I have a Secret Garden. It is lined with beautiful Lilac and Snowball bushes. They are 12 to 15 feet high now. They are old bushes that have seen many people pass through the doors of the home they line. The birds love to sit in their branches and gossip to each other all day long. We became the Keepers of the Garden just 2 years ago and have nutured, fed and pruned these wonderful and fragrant gifts. When the lilacs are in bloom...the sweet fragance softly sweeps through my bedroom window each morning as the sun is rising...I look forward to each spring and the wonderful present I get when I awake from my slumber. But, this spring some of the oldest did not bloom nor did they get their leaves. I walked around them and realized that they had died. I was heart broken. I don't know what happened to them. Had they lost their will to live? I doubt I will ever know. So, we had to dig them up...3 lovely bushes. As we dug them up, I cried...it was if I was destroying something precious. I thought, I am a killer of life. It seemed to me that the other lilacs were weeping...I could hear the wind in their branches making the leaves sigh. I felt destroyed. Now, I sit on my back porch looking at the hole that is left and I hate it because now my Secret Garden has been exposed to prying eyes of the nosey neighbors who peak through the hole at my private place. As I sit and stare...I decide to build a fence of hedges so that the hole will be fixed...but I find no satifaction. I miss my lilacs.

3 comments:

MagicalSis said...

I love this post....I am a plant FREAK!!!

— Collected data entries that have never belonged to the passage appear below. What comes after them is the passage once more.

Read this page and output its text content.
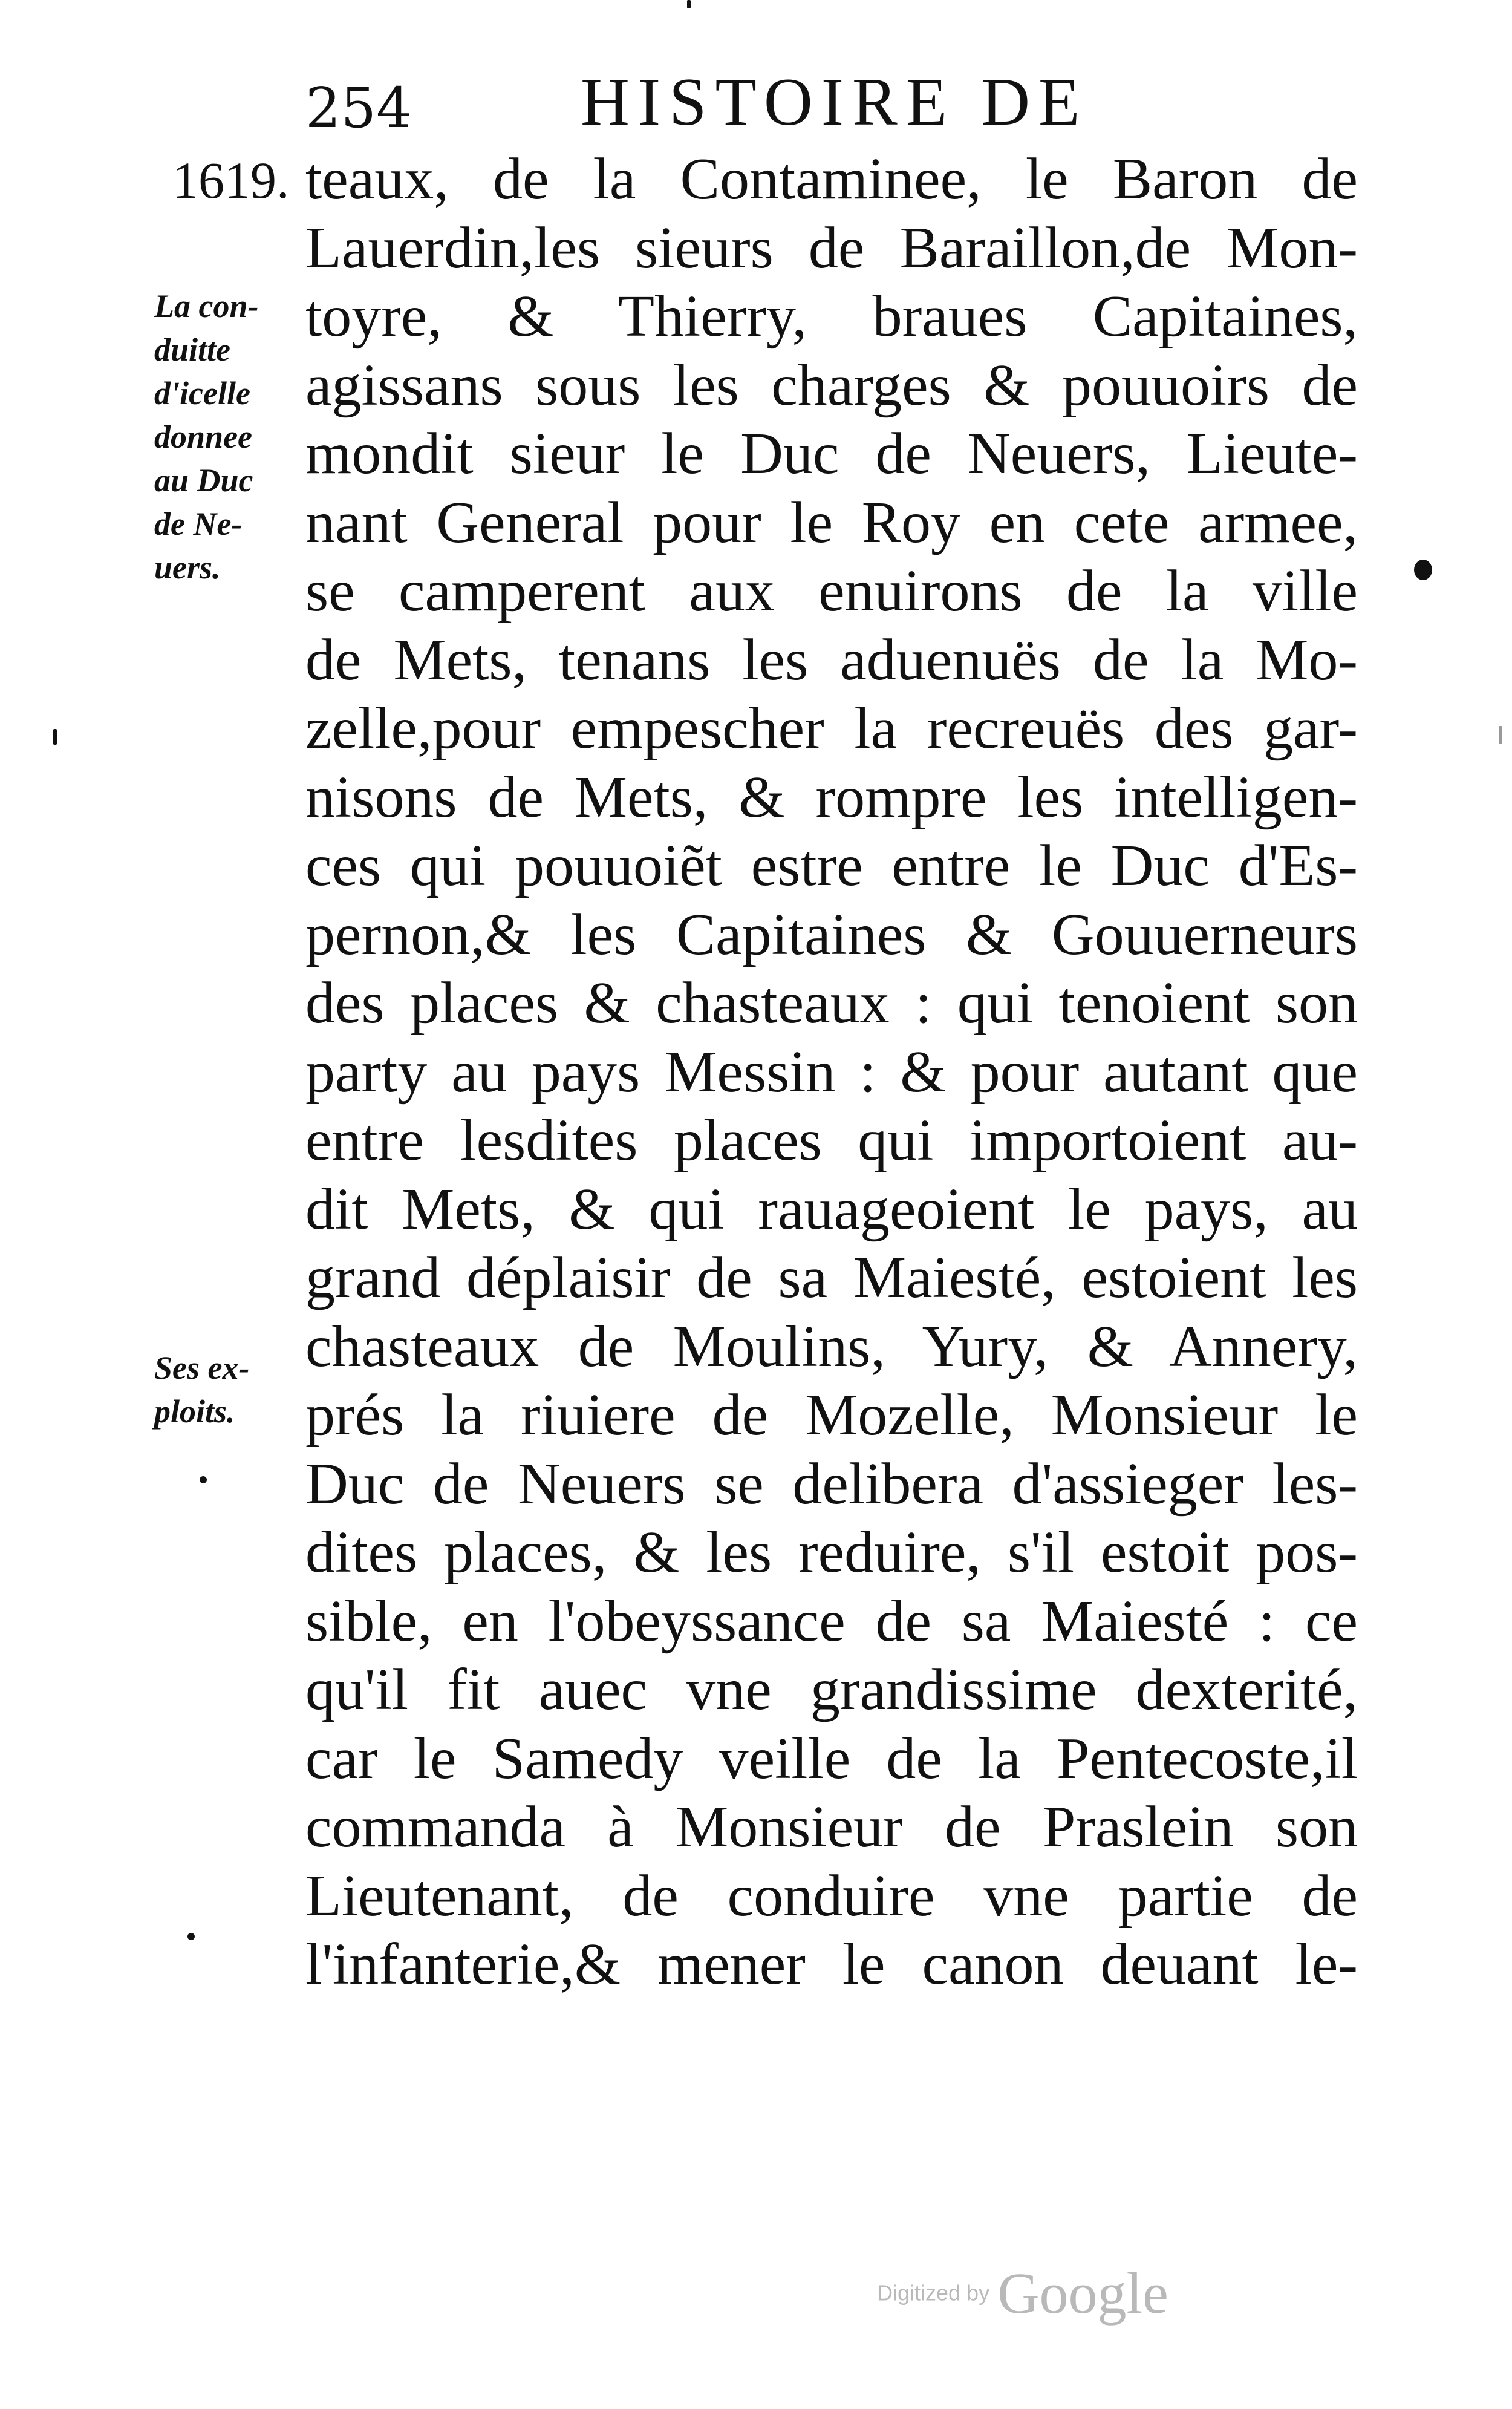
254 HISTOIRE DE
1619.
La con-
duitte
d'icelle
donnee
au Duc
de Ne-
uers.
Ses ex-
ploits.
teaux, de la Contaminee, le Baron de
Lauerdin,les sieurs de Baraillon,de Mon-
toyre, & Thierry, braues Capitaines,
agissans sous les charges & pouuoirs de
mondit sieur le Duc de Neuers, Lieute-
nant General pour le Roy en cete armee,
se camperent aux enuirons de la ville
de Mets, tenans les aduenuës de la Mo-
zelle,pour empescher la recreuës des gar-
nisons de Mets, & rompre les intelligen-
ces qui pouuoiẽt estre entre le Duc d'Es-
pernon,& les Capitaines & Gouuerneurs
des places & chasteaux : qui tenoient son
party au pays Messin : & pour autant que
entre lesdites places qui importoient au-
dit Mets, & qui rauageoient le pays, au
grand déplaisir de sa Maiesté, estoient les
chasteaux de Moulins, Yury, & Annery,
prés la riuiere de Mozelle, Monsieur le
Duc de Neuers se delibera d'assieger les-
dites places, & les reduire, s'il estoit pos-
sible, en l'obeyssance de sa Maiesté : ce
qu'il fit auec vne grandissime dexterité,
car le Samedy veille de la Pentecoste,il
commanda à Monsieur de Praslein son
Lieutenant, de conduire vne partie de
l'infanterie,& mener le canon deuant le-
Digitized by Google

I totally understand your angst with those beautiful flowering bushes.

Great writing, nice descriptions that I can picture.

Angela said...

Thanks Magical Sis! You're blog inspires me to get "CREATIVE"

Jerry Grace said...

Dear Angela,

I can't have lilacs here in Mississippi since it's so hot, but it's only fair for people who endure so much cold weather to enjoy something as beautiful as a lilac. As a boy, I lived far enough north, although still in Mississippi, to have lilacs. I loved them then and now.

Thanks for stopping by my blog. Reading yours makes me know that we are kindred spirits. Gardens prompt us to expect the best if we do our best, something that is so applicable everywhere else in life. I enjoyed your piece, and expect me to stop by again. I hope you'll do the same. I try to have a new essay everyday. Now that the Southern Baptist Convention is over, my subject matter will be a lot more in line with what you write.